Trad compartilhou preocupações que recebeu de embaixadores dos países do Golfo Pérsico em reunião recente com essas autoridades. O Irã tem atacado hotéis, portos, aeroportos e refinarias desses países, que não estariam revidando, disse Trad. O presidente da CRE se reuniu com embaixadores de:
Os consulados e postos brasileiros no Oriente Médio atualizam frequentemente alertas sobre meios de transporte para brasileiros que queriam sair desses países, disse Trad. A CRE tem contato com o Itamaraty para verificar as providências tomadas.
— Já recebi dezenas de manifestações de brasileiros que estão ilhados em um desses países sem conseguir retornar ao Brasil, situação desesperadora, com gente debaixo de bunker para poder se proteger dos ataques.
O senador Esperidião Amin (PP-SC) afirmou que o Brasil não deve “tomar partido” na guerra. Para ele, a política internacional tem sido guiada pela “lei do mais forte”.

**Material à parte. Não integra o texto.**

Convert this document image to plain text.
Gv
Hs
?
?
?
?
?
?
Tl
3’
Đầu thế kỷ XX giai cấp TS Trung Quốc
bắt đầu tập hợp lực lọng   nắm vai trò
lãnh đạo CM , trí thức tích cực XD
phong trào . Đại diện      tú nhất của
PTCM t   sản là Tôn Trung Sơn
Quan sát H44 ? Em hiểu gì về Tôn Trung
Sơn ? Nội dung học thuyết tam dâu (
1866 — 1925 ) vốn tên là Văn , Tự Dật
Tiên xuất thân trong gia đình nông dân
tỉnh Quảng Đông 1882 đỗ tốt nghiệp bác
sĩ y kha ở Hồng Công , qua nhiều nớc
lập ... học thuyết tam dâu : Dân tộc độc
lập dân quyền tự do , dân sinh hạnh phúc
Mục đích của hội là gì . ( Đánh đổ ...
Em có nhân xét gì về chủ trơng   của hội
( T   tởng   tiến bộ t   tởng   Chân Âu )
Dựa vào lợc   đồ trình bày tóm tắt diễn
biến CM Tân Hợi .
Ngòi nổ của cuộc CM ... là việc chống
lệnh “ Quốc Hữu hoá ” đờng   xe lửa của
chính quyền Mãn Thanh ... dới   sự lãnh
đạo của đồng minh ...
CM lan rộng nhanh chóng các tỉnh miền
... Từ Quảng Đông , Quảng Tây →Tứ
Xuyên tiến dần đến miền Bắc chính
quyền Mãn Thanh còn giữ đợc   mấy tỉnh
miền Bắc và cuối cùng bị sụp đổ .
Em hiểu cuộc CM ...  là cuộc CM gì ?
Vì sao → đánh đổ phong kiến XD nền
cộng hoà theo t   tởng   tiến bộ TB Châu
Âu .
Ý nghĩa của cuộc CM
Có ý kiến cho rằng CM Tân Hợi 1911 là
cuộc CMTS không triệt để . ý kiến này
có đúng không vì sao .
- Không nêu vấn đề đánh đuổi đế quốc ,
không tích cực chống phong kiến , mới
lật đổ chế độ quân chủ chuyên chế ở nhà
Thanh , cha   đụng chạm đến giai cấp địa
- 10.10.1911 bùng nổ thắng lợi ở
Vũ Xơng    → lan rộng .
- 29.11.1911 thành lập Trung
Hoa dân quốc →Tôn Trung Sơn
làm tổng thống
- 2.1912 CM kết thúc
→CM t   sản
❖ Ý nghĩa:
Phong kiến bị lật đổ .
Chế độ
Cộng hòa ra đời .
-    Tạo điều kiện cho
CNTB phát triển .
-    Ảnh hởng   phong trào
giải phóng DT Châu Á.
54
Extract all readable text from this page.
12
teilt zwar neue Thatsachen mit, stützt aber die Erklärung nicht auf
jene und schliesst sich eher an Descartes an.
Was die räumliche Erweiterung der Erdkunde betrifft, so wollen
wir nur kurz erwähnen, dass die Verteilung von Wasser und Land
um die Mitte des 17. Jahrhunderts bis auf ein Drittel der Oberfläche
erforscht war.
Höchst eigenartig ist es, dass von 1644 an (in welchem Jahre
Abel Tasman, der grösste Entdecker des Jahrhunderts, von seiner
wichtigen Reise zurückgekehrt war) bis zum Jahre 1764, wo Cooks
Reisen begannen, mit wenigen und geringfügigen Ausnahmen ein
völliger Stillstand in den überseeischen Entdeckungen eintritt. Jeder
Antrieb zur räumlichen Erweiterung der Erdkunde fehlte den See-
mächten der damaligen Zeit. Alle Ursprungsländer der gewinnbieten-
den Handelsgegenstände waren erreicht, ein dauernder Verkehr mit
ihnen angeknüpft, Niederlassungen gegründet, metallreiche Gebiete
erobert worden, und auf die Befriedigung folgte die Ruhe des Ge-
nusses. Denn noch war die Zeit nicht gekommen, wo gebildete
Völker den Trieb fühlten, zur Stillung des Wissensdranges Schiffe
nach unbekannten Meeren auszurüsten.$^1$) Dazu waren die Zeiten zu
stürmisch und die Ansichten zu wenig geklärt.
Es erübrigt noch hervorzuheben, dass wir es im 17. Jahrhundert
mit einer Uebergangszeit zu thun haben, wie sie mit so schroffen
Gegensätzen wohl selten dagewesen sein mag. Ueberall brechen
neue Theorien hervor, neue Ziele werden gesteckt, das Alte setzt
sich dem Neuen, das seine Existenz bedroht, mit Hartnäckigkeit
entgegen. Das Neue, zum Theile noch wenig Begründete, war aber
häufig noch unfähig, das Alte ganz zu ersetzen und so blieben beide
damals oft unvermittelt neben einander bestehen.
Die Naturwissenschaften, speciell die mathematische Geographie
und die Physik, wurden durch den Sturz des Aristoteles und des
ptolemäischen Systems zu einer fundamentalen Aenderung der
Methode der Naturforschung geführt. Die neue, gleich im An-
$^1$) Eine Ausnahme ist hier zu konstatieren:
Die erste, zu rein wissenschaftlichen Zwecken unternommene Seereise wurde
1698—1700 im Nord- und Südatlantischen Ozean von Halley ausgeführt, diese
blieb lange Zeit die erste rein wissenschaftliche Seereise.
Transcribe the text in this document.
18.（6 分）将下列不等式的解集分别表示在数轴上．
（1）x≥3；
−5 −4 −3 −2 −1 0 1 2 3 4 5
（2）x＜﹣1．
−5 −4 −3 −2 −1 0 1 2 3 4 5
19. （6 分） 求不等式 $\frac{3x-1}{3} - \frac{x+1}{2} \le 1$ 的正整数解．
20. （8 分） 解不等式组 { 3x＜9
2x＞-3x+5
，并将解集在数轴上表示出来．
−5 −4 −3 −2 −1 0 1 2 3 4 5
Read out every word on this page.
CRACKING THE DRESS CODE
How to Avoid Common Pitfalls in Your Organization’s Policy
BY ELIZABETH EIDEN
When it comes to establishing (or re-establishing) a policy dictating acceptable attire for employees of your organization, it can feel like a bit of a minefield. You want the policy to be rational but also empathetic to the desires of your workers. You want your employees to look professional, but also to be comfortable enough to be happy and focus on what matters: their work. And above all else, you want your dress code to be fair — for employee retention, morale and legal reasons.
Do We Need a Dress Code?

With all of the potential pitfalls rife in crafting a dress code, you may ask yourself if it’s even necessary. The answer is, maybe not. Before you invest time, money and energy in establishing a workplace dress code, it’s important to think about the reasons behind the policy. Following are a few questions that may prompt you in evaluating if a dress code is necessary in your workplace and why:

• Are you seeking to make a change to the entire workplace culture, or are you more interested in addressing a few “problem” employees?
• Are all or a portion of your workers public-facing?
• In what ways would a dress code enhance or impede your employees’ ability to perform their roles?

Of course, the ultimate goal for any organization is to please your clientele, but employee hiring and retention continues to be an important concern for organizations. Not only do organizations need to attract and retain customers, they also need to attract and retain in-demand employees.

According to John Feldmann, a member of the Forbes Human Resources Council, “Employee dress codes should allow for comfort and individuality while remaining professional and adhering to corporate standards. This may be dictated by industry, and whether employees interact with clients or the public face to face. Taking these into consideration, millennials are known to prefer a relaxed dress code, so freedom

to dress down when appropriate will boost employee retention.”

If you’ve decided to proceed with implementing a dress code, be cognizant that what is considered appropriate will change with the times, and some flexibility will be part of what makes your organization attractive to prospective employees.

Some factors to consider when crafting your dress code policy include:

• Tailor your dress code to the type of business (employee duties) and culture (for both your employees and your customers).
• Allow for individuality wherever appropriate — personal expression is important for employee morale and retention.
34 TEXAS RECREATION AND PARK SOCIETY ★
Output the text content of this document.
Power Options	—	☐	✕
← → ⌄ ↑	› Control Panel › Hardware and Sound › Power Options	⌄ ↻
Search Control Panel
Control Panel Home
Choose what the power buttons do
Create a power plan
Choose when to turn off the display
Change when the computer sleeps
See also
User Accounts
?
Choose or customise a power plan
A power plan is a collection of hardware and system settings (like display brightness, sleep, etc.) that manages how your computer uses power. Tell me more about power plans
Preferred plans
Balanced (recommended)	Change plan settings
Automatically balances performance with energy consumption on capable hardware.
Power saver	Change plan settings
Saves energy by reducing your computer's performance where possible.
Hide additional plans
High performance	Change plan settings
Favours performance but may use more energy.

— A última coisa que nós devemos fazer é tomar partido, [mas] pedir que parem de brigar, que voltem para o leito das negociações.
A senadora Tereza Cristina (PP-MS) chamou a posição pública do governo federal sobre a guerra de “tímida” e “não muito clara”. Ela apontou que o conflito prejudicará tanto a importação brasileira de petróleo — o Irã tenta controlar o fluxo relevante de petróleo no Estreito de Ormuz — e derivados quanto a exportação de carnes para esses países, considerados compradores estratégicos.